Given a database of geo-tagged images or images of known places, the goal of visual place recognition algorithms is to determine the place depicted in a new query image. Traditionally, this problem is solved by transferring the geo-tags or place identities of the most similar database images to the query image. Highly related to the visual place recognition problem is the task of visual localization: Given a scene representation computed from a database of geo-tagged images, e.g., a 3D model recovered via Structure-from-Motion, visual localization approaches aim to estimate the full 6 Degree-of-Freedom (6DOF) pose of a query image, i.e., the position and orientation from which the image was taken. Both place recognition and visual localization are fundamental steps in many Computer Vision applications, including robotics, autonomous vehicles (self-driving cars), Augmented / Mixed / Virtual Reality, loop closure detection in SLAM, and Structure-from-Motion.
This tutorial covers the state-of-the-art in place recognition and visual localization, with three goals: 1) Provide a comprehensive overview over the current state-of-the-art. This is aimed at first- and second-year PhD students and engineers from industry who are getting started with or are interested in this topic. 2) Have experts teach the tricks of the trade to more experienced PhD students and engineers who want to refine their knowledge on place recognition and localization. 3) Highlight current open challenges in place recognition and localization. This outlines what current algorithms can and cannot do. .
The tutorial consists of four parts, with the first two parts being dedicated to place recognition and the second two parts being focused on localization: The first part discusses classical visual place recognition techniques based on local features.
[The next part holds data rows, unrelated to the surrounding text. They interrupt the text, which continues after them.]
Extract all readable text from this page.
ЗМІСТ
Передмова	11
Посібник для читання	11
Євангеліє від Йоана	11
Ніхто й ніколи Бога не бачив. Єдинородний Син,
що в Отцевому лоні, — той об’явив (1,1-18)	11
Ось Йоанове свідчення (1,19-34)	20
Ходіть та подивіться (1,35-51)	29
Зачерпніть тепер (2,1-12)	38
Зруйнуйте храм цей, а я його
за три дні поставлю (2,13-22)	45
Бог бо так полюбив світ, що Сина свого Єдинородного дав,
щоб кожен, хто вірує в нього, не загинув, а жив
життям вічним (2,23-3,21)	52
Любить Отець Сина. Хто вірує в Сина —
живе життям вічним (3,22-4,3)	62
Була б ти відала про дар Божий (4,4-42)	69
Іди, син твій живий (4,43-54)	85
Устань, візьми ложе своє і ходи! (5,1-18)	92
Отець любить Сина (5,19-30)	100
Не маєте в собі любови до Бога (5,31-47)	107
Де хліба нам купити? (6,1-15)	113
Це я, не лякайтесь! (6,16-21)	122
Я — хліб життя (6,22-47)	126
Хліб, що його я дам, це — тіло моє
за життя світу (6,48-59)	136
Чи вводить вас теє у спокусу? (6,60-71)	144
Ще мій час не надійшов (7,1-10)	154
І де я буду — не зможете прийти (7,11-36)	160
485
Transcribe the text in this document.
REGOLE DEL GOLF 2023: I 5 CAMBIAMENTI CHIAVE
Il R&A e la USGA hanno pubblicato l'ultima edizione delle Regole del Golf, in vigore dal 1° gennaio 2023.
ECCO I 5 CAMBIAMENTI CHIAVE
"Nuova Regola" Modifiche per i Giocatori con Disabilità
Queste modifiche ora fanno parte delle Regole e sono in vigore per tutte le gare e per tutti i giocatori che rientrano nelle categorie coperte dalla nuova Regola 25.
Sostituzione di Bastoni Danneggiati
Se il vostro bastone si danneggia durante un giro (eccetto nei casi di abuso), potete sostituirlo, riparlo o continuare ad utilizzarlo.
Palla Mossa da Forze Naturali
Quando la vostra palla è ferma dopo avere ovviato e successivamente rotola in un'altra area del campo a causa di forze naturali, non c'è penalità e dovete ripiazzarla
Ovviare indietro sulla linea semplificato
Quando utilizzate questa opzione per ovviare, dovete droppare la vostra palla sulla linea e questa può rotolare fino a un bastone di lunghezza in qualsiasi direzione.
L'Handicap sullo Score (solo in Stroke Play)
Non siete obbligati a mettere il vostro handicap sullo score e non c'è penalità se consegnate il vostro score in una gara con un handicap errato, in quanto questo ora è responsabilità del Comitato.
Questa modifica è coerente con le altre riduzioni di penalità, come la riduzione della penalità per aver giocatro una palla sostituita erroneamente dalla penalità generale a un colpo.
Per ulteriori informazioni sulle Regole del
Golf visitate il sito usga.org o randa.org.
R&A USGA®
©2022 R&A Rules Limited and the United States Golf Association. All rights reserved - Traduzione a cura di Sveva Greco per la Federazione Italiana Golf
The second part explains recent learning- based place recognition techniques and highlights their advantages and disadvantages compared to classical approaches. The third part discusses visual localization approaches based on local features that use an explicit 3D representation of the scene. The fourth part focuses on learning- based localization algorithms that represent the scene implicitly through the weights of a neural network. It also includes a discussion of the advantages and disadvantages of learned over classical approaches. In all parts, we will discuss open problems and challenges. Throughout the tutorial, we provide links to publicly available source code for the discussed approaches. We will also highlight the different properties of the datasets commonly used for experimental evaluation.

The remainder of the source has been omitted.